IGN editor Geoff Chapman awarded the film a score of 9 out of 10, and wrote "This is a fun film, full of quirky gags and lovable characters. There are a few songs that smack a bit like soundtrack marketing for the kids, and the story is of course fairly predictable, but this movie is about enjoying a fun journey with great characters. It's a romp that kids and families will all enjoy. Hotel Transylvania is definitely somewhere you'll want to check in."

===Accolades===

| Award | Category | Recipient | Result |
| Annie Awards | Best Animated Feature |  | Nominated |
| Character Design in an Animated Feature Production | Carlos Grangel |
Carter Goodrich
| Directing in an Animated Feature Production | Genndy Tartakovsky |
| Music in an Animated Feature Production | Mark Mothersbaugh |
| Production Design in an Animated Feature Production | Marcello Vignali |
| Voice Acting in an Animated Feature Production | Adam Sandler |
| Editorial in an Animated Feature Production | Catherine Apple |
| Golden Globe Awards | Best Animated Feature Film | Genndy Tartakovsky |
| Visual Effects Society | Outstanding Animation in an Animated Feature Motion Picture | Lydia Bottegoni, James Crossley, Mike Ford, Daniel Kramer |
| Outstanding Animated Character in an Animated Feature Motion Picture | Bill Haller, Tim Pixton, Jorge Vigara (for Dracula) |
| Kid's Choice Awards | Favorite Voice from an Animated Movie | Adam Sandler (as Dracula) | Won |

== Other media ==

=== Sequels ===

The sequel, titled Hotel Transylvania 2, was released on September 25, 2015. Its story takes place seven years after the first film, with the hotel now open to human guests, and its owner, Count Dracula, being more preoccupied with the fact that his 5-year-old grandson is not a pure-blood vampire. The original crew and cast returned for the film, except CeeLo Green as the role of Murray, who was replaced by Keegan-Michael Key.

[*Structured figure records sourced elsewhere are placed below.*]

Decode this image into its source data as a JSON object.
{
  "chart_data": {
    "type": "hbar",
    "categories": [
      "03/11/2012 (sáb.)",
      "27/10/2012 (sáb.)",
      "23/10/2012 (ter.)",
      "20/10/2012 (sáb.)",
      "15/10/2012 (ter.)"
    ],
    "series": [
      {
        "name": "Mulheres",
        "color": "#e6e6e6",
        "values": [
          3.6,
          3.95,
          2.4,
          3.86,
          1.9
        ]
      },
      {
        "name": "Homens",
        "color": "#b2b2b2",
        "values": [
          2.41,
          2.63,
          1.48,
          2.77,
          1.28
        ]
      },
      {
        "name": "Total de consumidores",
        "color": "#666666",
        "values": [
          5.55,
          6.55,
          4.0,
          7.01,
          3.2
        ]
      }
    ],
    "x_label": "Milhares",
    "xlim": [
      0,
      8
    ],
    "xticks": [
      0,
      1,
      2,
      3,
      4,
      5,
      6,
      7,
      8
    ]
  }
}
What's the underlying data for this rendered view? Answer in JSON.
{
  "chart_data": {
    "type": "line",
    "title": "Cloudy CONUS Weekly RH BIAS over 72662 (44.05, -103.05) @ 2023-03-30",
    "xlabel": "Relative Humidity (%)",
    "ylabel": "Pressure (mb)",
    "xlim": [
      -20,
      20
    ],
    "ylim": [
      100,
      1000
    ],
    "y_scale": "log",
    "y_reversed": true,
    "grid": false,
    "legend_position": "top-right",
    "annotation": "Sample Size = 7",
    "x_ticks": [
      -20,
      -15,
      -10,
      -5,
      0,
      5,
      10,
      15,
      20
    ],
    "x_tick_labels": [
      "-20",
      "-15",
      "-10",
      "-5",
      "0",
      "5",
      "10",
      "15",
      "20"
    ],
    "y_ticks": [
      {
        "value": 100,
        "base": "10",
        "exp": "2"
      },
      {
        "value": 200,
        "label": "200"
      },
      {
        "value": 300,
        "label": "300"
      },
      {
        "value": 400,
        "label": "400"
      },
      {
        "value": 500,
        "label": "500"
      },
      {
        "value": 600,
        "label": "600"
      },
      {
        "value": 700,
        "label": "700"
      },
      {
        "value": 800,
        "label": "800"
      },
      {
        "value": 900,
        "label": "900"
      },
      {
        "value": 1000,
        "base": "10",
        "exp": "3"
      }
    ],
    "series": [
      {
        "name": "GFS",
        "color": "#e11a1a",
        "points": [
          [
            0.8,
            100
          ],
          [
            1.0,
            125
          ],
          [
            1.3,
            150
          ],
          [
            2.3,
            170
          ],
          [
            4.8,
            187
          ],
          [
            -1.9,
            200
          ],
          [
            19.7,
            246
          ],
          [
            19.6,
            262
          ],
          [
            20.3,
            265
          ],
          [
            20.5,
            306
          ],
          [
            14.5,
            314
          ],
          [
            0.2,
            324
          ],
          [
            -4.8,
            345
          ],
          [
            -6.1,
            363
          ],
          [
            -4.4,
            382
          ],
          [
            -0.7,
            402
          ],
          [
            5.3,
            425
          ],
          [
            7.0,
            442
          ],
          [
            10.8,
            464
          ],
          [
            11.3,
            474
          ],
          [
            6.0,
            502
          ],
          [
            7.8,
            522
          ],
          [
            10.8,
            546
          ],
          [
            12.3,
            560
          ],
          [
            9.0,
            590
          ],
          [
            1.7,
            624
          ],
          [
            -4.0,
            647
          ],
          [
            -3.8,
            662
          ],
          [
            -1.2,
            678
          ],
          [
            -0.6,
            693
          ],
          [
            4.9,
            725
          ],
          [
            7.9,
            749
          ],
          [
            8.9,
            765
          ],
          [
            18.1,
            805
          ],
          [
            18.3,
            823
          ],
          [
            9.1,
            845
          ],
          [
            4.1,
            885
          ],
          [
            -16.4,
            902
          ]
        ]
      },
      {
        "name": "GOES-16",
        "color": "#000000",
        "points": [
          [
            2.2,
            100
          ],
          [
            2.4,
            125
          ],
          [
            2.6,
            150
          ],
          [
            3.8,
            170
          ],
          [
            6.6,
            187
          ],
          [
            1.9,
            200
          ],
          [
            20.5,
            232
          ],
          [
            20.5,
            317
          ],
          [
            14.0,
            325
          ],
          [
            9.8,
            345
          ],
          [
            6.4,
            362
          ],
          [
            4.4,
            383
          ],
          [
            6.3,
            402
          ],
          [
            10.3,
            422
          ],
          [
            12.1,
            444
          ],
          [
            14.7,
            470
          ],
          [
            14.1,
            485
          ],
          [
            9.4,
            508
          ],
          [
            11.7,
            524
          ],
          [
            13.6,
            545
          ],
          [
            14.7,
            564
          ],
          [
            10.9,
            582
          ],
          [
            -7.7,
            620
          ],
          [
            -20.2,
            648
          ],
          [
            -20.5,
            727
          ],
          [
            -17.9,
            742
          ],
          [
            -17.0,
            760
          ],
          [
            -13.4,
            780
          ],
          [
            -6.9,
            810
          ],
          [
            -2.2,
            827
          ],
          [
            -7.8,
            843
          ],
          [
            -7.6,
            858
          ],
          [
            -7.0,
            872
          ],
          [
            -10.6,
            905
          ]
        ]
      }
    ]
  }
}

New additions include Mel Brooks as Dracula's father, Vlad; Nick Offerman and Megan Mullally as Jonathan's parents, Mike and Linda; and Asher Blinkoff as Mavis and Johnny's half-human/half-vampire son, Dennis.

Hotel Transylvania 2 was followed by Hotel Transylvania 3: Summer Vacation, released on July 13, 2018.

The fourth feature film in the series is Hotel Transylvania: Transformania, released as an Amazon Prime Video exclusive on January 14, 2022.

A fifth film is in development.

=== Television series ===

A television series based on the film premiered on June 25, 2017, and ended on October 29, 2020. Developed and produced by Nelvana Limited, in partnership with Sony Pictures Animation, the prequel series focused on the 114/115 years of Mavis and her friends at the Hotel Transylvania. Sony Pictures Television handled distribution in the United States, while Nelvana distributed the series outside the United States. It aired on the Disney Channel worldwide.

In June 2024, Motel Transylvania, a television series set to debut on Netflix in 2027, was announced. The series is set to focus on Dracula and Mavis opening a motel.